What Weapons Is North Korea Accused of Supplying to Russia?


President Vladimir V. Putin of Russia will travel to North Korea for a two-day visit starting Tuesday to meet with one of the main arms suppliers for his war against Ukraine.

As the war has dragged on, Russia has found itself in dire need of conventional weapons, including artillery shells, that North Korea could supply.

Here’s some background on what has happened so far and why it matters.

The United States first accused North Korea of selling artillery to Russia as far back as September 2022, seven months after the war started. At the time, North Korea denied the accusations.

Then, last August, the White House warned that Mr. Putin and the North Korean leader, Kim Jong-un, were conducting arms negotiations, and in September, Mr. Kim visited Mr. Putin in eastern Russia. Just weeks later, U.S. officials said that North Korea had shipped more than 1,000 containers of arms to Russia for use in the war in Ukraine. By March, officials said, North Korea had sent close to 7,000 containers of weapons to Russia.

If filled with 152-millimeter artillery shells, the containers could carry as many as three million rounds, South Korea’s defense minister said. Or, if filled with 122-millimeter rockets, they could hold more than half a million rounds. They could also have held a mix of both weapons, he said. In his latest estimate, the minister, Shin Wok-sik, last week put the number of North Korea shipping containers sent to Russia at 10,000.

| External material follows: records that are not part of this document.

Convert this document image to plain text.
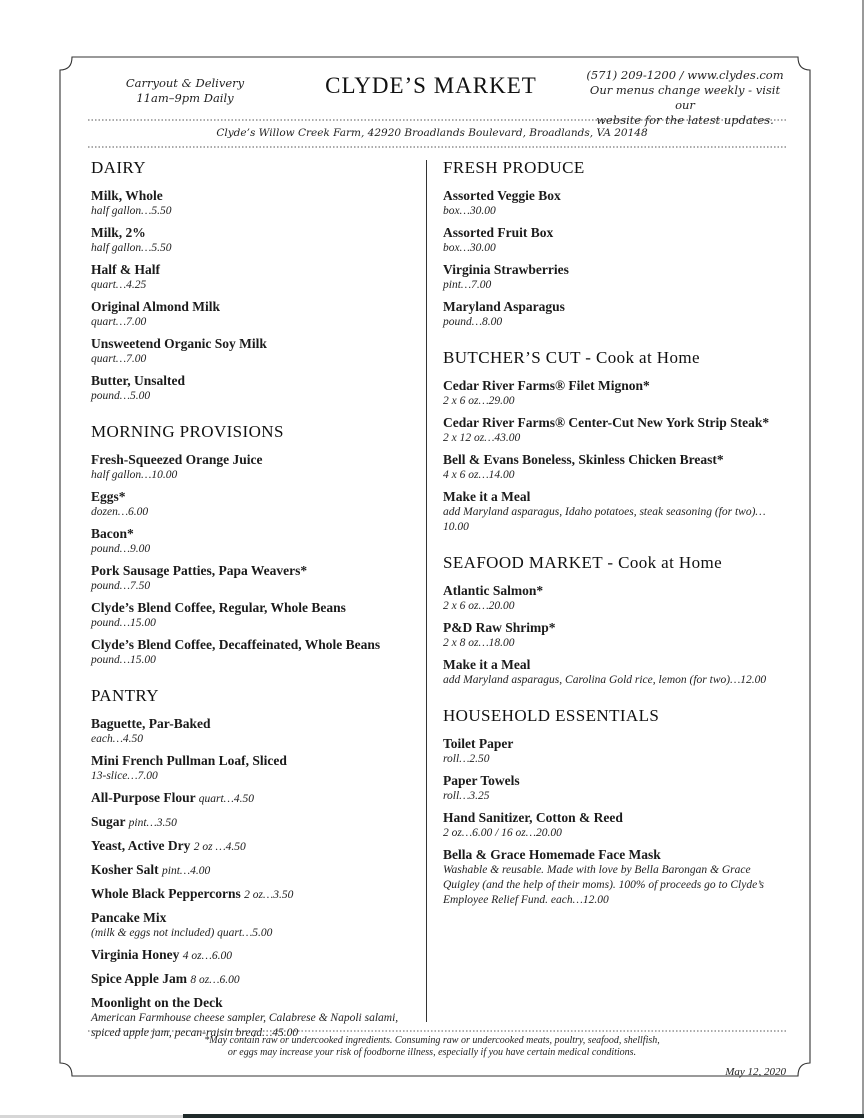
Carryout & Delivery
11am–9pm Daily	CLYDE’S MARKET	(571) 209-1200 / www.clydes.com
Our menus change weekly - visit our
website for the latest updates.
Clyde’s Willow Creek Farm, 42920 Broadlands Boulevard, Broadlands, VA 20148
DAIRY
Milk, Whole
half gallon…5.50
Milk, 2%
half gallon…5.50
Half & Half
quart…4.25
Original Almond Milk
quart…7.00
Unsweetend Organic Soy Milk
quart…7.00
Butter, Unsalted
pound…5.00
MORNING PROVISIONS
Fresh-Squeezed Orange Juice
half gallon…10.00
Eggs*
dozen…6.00
Bacon*
pound…9.00
Pork Sausage Patties, Papa Weavers*
pound…7.50
Clyde’s Blend Coffee, Regular, Whole Beans
pound…15.00
Clyde’s Blend Coffee, Decaffeinated, Whole Beans
pound…15.00
PANTRY
Baguette, Par-Baked
each…4.50
Mini French Pullman Loaf, Sliced
13-slice…7.00
All-Purpose Flour quart…4.50
Sugar pint…3.50
Yeast, Active Dry 2 oz …4.50
Kosher Salt pint…4.00
Whole Black Peppercorns 2 oz…3.50
Pancake Mix
(milk & eggs not included) quart…5.00
Virginia Honey 4 oz…6.00
Spice Apple Jam 8 oz…6.00
Moonlight on the Deck
American Farmhouse cheese sampler, Calabrese & Napoli salami, spiced apple jam, pecan-raisin bread…45.00
FRESH PRODUCE
Assorted Veggie Box
box…30.00
Assorted Fruit Box
box…30.00
Virginia Strawberries
pint…7.00
Maryland Asparagus
pound…8.00
BUTCHER’S CUT - Cook at Home
Cedar River Farms® Filet Mignon*
2 x 6 oz…29.00
Cedar River Farms® Center-Cut New York Strip Steak*
2 x 12 oz…43.00
Bell & Evans Boneless, Skinless Chicken Breast*
4 x 6 oz…14.00
Make it a Meal
add Maryland asparagus, Idaho potatoes, steak seasoning (for two)…10.00
SEAFOOD MARKET - Cook at Home
Atlantic Salmon*
2 x 6 oz…20.00
P&D Raw Shrimp*
2 x 8 oz…18.00
Make it a Meal
add Maryland asparagus, Carolina Gold rice, lemon (for two)…12.00
HOUSEHOLD ESSENTIALS
Toilet Paper
roll…2.50
Paper Towels
roll…3.25
Hand Sanitizer, Cotton & Reed
2 oz…6.00 / 16 oz…20.00
Bella & Grace Homemade Face Mask
Washable & reusable. Made with love by Bella Barongan & Grace Quigley (and the help of their moms). 100% of proceeds go to Clyde’s Employee Relief Fund. each…12.00
*May contain raw or undercooked ingredients. Consuming raw or undercooked meats, poultry, seafood, shellfish,
or eggs may increase your risk of foodborne illness, especially if you have certain medical conditions.
May 12, 2020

Additionally, the White House said in January that Russia had begun launching ballistic missiles produced in North Korea. Arms control experts said that fragments of the short-range Hwasong-11A ballistic missile have been found in the aftermath of Russian airstrikes on Ukrainian cities for months, including in Kharkiv in February. North Korea may also be supplying anti-tank missiles, and portable surface-to-air missiles, as well as rifles, rocket launchers, mortars and shells, South Korean military officials told journalists in November.

Both Moscow and Pyongyang deny arms trade, which is banned under United Nations sanctions.

The war in Ukraine is a war of attrition, with Russia and Ukraine trying to outgun each other, firing thousands of artillery shells, missiles and rockets every day. That means that all of the munitions that North Korea gives helps Russia maintain an edge over Ukraine.

The Hwasong-11A series missiles, in particular, have a high degree of precision and are difficult to shoot down, experts have said.

But at least some of the other weapons are thought to be old or otherwise somewhat ineffective. Last fall, the top U.S. military official at the time, Gen. Mark A. Milley, said he doubted it would be “decisive” when asked if 152-milimeter rounds provided by North Korea would have a big impact on the battlefield.

“Would it have a huge difference? I’m skeptical of that,” he said shortly before stepping down as chairman of the Joint Chiefs of Staff.